Только когда он стирает с моих щек слезинки, я понимаю, что плачу, и различаю блеск его повлажневших глаз.
Поцелуй углубляется, говоря за нас то, что уже не нужно выражать словами. Я прижимаюсь к нему сильнее, ближе, пока не ощущаю его каждой клеточкой. Когда мы отрываемся друг от друга, восстанавливая дыхание, я спрашиваю:
– Ты знаешь, что ты мой лучший друг?
– А я лучший друг?
Его глаза как сапфиры, в которых пляшет неукротимое пламя, они мерцают в темноте.
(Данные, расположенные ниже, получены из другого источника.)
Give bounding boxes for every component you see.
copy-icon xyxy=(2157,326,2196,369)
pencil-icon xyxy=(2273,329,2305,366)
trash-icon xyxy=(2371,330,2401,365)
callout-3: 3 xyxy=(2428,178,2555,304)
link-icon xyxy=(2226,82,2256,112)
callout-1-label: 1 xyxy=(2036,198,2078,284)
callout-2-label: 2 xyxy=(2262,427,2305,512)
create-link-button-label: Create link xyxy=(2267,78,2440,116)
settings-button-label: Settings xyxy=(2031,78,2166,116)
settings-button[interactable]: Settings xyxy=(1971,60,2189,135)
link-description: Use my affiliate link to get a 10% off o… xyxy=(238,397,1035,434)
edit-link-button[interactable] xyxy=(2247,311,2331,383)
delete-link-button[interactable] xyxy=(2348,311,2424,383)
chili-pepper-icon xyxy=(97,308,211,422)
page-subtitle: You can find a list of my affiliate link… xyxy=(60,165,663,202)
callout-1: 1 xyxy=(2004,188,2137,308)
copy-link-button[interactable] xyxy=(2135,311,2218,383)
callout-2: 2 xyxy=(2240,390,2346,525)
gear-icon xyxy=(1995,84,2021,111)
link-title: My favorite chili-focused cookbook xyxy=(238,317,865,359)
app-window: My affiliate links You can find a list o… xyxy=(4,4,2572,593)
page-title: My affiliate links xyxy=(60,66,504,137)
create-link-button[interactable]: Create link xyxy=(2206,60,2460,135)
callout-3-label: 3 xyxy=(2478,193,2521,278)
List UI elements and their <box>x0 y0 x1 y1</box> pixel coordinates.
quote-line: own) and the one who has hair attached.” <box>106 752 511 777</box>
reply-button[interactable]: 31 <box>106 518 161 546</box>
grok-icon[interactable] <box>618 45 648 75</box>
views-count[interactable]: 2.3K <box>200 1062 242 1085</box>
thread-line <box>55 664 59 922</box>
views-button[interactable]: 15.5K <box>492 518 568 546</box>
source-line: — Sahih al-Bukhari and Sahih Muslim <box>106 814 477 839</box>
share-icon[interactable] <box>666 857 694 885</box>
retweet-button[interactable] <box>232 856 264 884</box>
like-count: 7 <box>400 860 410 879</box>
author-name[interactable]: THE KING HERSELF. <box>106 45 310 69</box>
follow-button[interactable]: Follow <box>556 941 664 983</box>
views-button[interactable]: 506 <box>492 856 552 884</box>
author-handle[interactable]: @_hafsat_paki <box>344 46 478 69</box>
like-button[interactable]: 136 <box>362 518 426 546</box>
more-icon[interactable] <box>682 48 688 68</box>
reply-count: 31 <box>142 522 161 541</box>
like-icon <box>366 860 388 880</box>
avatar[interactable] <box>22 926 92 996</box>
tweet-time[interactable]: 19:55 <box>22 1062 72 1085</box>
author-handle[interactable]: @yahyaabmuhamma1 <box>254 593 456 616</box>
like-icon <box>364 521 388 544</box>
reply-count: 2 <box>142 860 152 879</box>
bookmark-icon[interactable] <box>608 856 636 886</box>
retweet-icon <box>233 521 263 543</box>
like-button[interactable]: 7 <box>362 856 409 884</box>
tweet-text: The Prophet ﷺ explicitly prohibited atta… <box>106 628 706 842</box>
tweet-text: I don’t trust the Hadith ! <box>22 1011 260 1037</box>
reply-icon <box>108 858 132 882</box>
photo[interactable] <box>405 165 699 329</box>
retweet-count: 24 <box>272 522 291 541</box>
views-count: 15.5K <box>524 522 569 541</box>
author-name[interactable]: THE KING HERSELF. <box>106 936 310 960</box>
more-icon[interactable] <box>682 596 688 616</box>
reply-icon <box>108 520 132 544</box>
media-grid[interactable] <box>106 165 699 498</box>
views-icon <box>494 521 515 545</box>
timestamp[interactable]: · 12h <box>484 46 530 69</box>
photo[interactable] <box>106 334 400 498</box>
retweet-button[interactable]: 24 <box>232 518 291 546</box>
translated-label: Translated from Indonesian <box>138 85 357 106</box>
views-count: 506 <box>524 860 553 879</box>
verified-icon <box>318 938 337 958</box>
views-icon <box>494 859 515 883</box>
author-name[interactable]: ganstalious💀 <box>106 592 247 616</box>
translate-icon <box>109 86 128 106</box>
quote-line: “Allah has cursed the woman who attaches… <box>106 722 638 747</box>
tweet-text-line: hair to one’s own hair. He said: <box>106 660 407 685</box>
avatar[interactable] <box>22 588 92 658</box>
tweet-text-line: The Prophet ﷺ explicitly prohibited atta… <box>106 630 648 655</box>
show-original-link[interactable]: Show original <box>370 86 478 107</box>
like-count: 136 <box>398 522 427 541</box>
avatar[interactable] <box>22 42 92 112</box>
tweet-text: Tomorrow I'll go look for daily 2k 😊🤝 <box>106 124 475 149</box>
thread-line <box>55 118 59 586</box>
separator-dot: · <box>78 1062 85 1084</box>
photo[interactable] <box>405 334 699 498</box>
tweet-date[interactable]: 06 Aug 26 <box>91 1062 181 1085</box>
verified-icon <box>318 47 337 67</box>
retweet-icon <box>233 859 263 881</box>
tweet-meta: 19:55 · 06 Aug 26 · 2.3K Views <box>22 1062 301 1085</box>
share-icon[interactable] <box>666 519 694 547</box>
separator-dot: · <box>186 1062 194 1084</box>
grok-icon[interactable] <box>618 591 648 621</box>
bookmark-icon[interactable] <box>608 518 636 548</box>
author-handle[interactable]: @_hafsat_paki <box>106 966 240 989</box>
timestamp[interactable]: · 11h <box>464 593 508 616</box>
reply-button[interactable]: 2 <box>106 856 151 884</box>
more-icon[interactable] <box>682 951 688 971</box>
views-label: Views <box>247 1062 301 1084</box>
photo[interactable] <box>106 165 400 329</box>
Мне знакома каждая микроскопическая черточка. Я знаю все выражения и изгибы его бровей. Он самый прекрасный мужчина из всех, кто когда-либо жил на планете, а ведь когда-то я не могла сказать с точностью, какого цвета у него глаза. Он был как фотография на стене, к которой я давно привыкла. Сколько раз мой невидящий взгляд скользил мимо него, не замечая, что он смотрит на меня в ответ? Всегда смотрел. Слушал. Ждал.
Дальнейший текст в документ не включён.